Foundations of IT Designing a Computer Architecture

Designing a Computer Architecture Current processors make use of a fast accessed cache memory that keeps data that are used somuch. The cache memory is little and, because it is quicker than the main memory, there is an apparent performance development (Von amp. Kurzweil, 2012). To perk up performance more, the processor core can posses a separate cache for data along with another for instructions. For instance, the Intel Pentium Processor N3500-series has a 32 KB L1 instructor cache as well as a 24 KB L1 data cache. Both are set up on the processor die.
For my Ideal computer, I would have the following specifications
1. A CPU of Intel 4th gen core i5-4200M (2.5GHz, 3M cache)

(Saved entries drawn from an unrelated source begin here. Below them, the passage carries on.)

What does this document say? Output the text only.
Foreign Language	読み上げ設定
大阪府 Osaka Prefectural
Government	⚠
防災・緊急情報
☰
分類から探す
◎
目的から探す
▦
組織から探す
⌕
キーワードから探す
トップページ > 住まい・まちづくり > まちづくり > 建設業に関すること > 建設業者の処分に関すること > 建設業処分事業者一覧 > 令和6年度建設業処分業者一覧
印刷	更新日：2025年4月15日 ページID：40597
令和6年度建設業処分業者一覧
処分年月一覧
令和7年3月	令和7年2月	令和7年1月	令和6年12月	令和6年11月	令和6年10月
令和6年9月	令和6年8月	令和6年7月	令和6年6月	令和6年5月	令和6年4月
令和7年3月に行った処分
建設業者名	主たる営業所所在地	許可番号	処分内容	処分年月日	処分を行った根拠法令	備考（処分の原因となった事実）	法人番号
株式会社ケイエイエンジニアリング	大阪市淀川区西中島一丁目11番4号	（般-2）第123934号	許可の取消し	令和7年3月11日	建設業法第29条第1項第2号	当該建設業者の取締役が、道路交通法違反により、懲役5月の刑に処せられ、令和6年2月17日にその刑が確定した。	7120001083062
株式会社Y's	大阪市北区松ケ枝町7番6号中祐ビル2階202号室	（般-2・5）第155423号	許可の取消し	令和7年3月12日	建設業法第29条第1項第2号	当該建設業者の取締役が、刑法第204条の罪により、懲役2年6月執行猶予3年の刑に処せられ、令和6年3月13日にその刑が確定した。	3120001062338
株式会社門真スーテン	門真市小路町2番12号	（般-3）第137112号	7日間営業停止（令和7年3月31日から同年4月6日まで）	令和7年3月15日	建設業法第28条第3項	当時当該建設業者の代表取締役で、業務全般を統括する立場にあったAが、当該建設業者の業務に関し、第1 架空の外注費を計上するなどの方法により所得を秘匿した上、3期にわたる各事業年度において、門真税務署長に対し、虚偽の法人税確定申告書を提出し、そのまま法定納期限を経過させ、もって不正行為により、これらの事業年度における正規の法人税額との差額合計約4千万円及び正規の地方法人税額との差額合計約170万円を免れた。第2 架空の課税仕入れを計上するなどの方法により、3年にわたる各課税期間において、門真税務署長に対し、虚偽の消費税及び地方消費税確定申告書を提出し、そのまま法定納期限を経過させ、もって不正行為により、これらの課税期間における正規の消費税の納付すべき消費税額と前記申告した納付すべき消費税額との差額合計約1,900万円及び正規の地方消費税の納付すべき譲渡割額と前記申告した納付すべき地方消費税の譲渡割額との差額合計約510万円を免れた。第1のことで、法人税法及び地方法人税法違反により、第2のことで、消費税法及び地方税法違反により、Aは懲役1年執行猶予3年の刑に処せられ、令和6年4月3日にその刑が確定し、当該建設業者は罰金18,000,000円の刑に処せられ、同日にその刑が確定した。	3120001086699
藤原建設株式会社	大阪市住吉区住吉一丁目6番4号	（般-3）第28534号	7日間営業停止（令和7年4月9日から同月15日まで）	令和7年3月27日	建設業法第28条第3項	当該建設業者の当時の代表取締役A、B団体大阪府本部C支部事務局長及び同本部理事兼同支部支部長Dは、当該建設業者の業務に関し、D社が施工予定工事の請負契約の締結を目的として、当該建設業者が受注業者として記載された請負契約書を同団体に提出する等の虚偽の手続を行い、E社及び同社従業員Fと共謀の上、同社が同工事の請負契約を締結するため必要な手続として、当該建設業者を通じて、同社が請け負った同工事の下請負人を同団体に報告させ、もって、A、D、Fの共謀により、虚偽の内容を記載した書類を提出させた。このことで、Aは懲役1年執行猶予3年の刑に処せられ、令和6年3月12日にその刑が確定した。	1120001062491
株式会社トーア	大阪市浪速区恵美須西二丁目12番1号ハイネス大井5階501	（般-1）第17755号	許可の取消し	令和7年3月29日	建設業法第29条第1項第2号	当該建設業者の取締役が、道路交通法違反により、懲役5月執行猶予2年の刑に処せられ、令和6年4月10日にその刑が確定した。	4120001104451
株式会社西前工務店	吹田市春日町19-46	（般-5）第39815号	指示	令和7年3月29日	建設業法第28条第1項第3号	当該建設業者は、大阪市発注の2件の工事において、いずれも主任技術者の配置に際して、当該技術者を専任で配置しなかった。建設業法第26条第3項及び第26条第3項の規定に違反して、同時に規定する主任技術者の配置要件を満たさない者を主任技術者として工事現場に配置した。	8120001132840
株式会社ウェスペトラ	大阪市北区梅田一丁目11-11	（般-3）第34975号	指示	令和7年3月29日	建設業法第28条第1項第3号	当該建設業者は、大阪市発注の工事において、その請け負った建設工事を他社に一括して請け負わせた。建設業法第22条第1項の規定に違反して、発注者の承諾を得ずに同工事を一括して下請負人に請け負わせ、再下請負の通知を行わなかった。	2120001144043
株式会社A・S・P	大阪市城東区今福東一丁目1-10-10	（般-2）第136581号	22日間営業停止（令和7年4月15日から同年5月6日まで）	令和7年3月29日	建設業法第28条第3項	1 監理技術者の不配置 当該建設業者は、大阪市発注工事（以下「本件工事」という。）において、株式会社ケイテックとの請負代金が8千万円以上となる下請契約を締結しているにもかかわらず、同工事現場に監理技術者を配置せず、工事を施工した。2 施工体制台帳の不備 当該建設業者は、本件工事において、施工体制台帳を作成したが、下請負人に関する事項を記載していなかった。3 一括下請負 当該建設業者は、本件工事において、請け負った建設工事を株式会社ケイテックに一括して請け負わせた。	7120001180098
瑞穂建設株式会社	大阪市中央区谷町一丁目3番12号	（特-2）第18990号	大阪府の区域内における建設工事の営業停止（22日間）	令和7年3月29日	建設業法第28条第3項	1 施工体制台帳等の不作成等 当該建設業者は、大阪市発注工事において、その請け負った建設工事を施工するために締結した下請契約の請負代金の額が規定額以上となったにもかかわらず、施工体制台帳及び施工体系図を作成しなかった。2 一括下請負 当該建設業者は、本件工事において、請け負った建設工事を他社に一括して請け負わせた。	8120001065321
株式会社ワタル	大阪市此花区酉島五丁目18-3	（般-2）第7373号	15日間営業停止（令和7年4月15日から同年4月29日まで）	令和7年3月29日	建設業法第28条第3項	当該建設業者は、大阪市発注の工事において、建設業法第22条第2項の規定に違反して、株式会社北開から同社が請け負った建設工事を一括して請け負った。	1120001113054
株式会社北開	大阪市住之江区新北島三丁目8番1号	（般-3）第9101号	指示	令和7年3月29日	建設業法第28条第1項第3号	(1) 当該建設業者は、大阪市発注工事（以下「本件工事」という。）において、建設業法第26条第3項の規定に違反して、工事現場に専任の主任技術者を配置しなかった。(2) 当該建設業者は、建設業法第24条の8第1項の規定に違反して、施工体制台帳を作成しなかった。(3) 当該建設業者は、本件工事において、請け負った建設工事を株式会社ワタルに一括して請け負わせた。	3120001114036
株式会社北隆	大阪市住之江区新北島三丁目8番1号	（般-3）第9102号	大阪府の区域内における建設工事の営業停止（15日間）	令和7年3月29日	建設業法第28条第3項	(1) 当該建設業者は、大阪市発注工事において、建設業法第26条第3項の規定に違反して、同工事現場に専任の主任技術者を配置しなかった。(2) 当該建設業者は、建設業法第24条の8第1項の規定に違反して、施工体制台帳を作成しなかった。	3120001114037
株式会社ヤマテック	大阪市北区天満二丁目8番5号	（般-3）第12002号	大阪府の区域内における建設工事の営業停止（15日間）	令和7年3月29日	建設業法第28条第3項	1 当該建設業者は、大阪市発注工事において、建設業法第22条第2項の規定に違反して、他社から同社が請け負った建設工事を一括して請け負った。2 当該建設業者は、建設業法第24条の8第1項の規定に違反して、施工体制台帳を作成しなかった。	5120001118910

2. A system RAM of 4GB and above
3. A hard drive of 320 GB Hard Drive at 7200 RPMs or an SSD/Hybrid
4. Removable storage 8X (DVD+/-RW) Drive
5. Monitor 1366×768 Min. Resolution
6. Video card Intel, NVIDIA Graphics or AMD, 1GB GDDR5 RAM
I would like my ideal computer to help me in research related to scientific computing. This will help me to develop and evaluate computer algorithms intended for simulating mathematical models of scientific trends. This area entails core problems in continuous algorithms like fast methods for handling linear algebra as well as solving differential equations. I will also build software for simulating challenging physical problems like turbulence in fluids along with crack propagation in solid materials. The computer will help me build accurate methods for discretizing continuous models even as it preserves physical invariants. In addition, I will carry out optimal estimation in the face of limited information.
At the moment, computers are based on the von Neumann architecture. Nonetheless, the von Neumann architecture has its limitations. In order to access the data and program in the memory, the central processing unit (CPU) had one bus. This is called the von Neumann bottleneck, due to the limited data transfer rate between memory and CPU. With just one bus, the data and instructions are accessed in sequence, so the CPU waits until the data loads from memory prior to executing the instruction. With the increase of CPU speed, it was evident that a solution is needed to defeat the bottleneck (Von Neumann Architecture, n.d.).
These problems are connected to the von Neumann architecture. In order to overcome the von Neumann bottleneck, the stack memory is used. The stack is a particular memory region that is competently managed by the CPU. It is used to store up variables employed by functions. As a program calls a function, the function variables are pushed onto the stack. The access of variables is faster on the stack than when they were in the main memory, amounting to better performance.
Standing on the doorstep of the fifth generation, we obviously expect a lot from future computers than more speed. Computers have come this far in terms of enhancements to the current architectures and their accomplishment. The use of cheaper, smaller, and faster components is joined with better and superior parallelism. The hardest task associated with adopting new architectures is that it is difficult to think about them utilizing the von Neumann leaning minds.
The Von Neumann Architecture. (n.d.). Retrieved from
Von,nbsp.N.nbsp.J., amp. Kurzweil,nbsp.R. (2012). The computer amp. the brain.